Through interactive lectures, role play, group exercises and hands-on activities, the team taught the Filipino delegation a range of skills, from Psychological First Aid – a school-based universal prevention intervention for educators and school staff to use in supporting students after crises or disasters, developed by Wong and Gurwitch for the U.S. Department of Education – to assessing and treating secondary trauma, as well as ways to heal long after the initial disaster.

USC brought the latest in disaster recovery research to this training, updating many of the practices currently in place in Philippine schools. For example, instead of simply hearing someone out and hoping the child feels better for expressing his or her feelings, the USC team showed how to validate and respond to what is being said, taking the interaction a step further in a trauma-informed intervention.

“The Philippine Department of Education is really encouraging service providers to have trauma-informed practice skills,” Villaverde said. “We could only give a brief understanding in two days, but we left them with basic skills so they won’t be afraid to engage in these conversations. That includes physical activities they can do with kids that will equip children with coping strategies so they feel more empowered. We wanted to connect this training to some of the work being done at our school.”

Juan Araojo Jr., assistant director of the Health and Nutrition Center within the Philippine Department of Education, expressed satisfaction with the training, even suggesting that they, as the new trainers, hold a special session for their regional directors.

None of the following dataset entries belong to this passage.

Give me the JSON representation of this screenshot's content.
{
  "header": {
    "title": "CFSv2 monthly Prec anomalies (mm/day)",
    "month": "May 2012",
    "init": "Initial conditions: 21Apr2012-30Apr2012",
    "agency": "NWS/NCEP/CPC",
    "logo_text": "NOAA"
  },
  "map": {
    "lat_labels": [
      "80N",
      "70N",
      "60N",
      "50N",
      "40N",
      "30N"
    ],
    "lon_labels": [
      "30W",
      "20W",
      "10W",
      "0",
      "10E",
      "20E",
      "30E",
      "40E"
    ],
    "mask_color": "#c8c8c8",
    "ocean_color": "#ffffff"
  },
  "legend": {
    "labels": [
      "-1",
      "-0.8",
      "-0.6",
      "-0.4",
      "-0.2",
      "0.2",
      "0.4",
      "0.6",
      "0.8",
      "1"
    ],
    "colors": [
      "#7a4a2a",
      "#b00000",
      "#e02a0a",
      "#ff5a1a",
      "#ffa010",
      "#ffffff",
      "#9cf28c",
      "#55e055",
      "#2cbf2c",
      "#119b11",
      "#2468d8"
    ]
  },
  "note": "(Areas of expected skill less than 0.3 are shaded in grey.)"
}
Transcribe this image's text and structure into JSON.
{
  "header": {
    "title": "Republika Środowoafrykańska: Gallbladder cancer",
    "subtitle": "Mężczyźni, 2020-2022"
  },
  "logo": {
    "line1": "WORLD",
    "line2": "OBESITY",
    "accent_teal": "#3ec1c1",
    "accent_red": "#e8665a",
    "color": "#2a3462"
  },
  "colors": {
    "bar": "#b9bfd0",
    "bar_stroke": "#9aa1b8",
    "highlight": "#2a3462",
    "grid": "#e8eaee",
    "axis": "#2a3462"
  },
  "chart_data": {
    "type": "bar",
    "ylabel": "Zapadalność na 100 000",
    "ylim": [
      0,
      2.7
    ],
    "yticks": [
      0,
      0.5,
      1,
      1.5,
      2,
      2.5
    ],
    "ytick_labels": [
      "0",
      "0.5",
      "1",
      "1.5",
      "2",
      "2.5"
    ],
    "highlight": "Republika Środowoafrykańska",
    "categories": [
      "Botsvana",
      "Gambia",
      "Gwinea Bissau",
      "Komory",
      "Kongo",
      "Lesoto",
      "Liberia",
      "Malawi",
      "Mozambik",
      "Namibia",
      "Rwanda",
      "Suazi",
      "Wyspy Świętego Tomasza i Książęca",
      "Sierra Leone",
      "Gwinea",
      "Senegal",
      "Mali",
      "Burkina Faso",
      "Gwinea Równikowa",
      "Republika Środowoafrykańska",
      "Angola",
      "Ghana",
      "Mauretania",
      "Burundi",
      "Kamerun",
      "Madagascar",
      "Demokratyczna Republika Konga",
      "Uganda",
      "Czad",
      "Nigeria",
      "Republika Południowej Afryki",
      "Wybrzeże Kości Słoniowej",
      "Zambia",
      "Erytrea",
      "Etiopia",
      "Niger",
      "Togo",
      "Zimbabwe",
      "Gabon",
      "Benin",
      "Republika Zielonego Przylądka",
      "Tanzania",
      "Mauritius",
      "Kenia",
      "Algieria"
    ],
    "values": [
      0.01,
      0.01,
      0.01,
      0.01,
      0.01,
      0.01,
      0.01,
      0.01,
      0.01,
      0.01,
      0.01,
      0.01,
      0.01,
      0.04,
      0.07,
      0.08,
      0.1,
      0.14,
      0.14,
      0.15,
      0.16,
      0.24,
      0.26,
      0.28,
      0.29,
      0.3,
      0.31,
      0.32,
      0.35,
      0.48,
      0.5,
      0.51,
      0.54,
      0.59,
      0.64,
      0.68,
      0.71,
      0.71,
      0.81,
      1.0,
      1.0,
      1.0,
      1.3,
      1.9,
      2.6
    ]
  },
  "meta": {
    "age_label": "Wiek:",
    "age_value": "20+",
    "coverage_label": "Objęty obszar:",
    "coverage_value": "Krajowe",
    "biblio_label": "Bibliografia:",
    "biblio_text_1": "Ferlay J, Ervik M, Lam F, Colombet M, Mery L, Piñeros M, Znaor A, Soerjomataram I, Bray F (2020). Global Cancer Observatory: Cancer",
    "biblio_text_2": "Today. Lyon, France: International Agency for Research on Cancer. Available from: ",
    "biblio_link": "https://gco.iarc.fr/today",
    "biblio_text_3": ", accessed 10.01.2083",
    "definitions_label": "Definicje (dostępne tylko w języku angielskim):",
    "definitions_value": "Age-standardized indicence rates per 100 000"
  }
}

“With the skills and knowledge given to us as trainers, [we can move forward] capable enough to share these experiences with teachers, office workers, students and even our superiors,” he said. “We were trained on how to show empathy. It’s something we should keep on practicing. We are very grateful.”

Going with the flow

Of course, cultural sensitivities were an important part of the training and necessitated some adjustments and flexibility. When demonstrating the making of dreamcatchers, a Native American spiritual object, as part of an activity to be performed with children, it became clear this idea needed to be worked into the Catholicism so prevalent in the Philippines. So some people chose to include Christian crosses on their dreamcatchers. Also, some of the training participants came from rural areas where materials such as crayons and yarn are not readily available. Not only did the USC team give them these items, they helped come up with other options that could be used in the future.

“We had to think about alternative supplies, like using leaves instead of yarn,” Villaverde said. “We in the United States take a lot of things for granted.”

At the end of the two-day trainings, representatives from each region created action plans for disaster recovery and asked the USC team to critique each one.

“They were on target. There is such accountability there,” Villaverde said.

The USC team plans to maintain its relationship with the Philippine government and humanitarian nongovernmental organizations. The Philippines and certain developing countries that are routinely and increasingly battered by violent storms will need to continue to contend with the effects, both physical and mental, that can last for years. Backed by environmental change research by USC School of Social Work researchers Wong, Lawrence Palinkas, the Frances L. and Albert G. Feldman Professor of Social Policy and Health, and Iris Chi, the Chinese-American Golden Age Association/Dr. Frances Wu Chair for the Chinese Elderly, among others--that has been accepted as a concept by the American Academy for Social Work & Social Welfare’s Grand Challenges for Social Work Initiative--the USC team sees helping other countries as a social obligation. 

“We have the privilege of having the resources and access to cutting-edge information, research and knowledge that enhances intervention responses to human needs and increases others’ capacity,” Villaverde said. “If we have that luxury, it’s important for us to share it. If we can make it easier for others to digest and implement, it’s one of the most important things we can do.”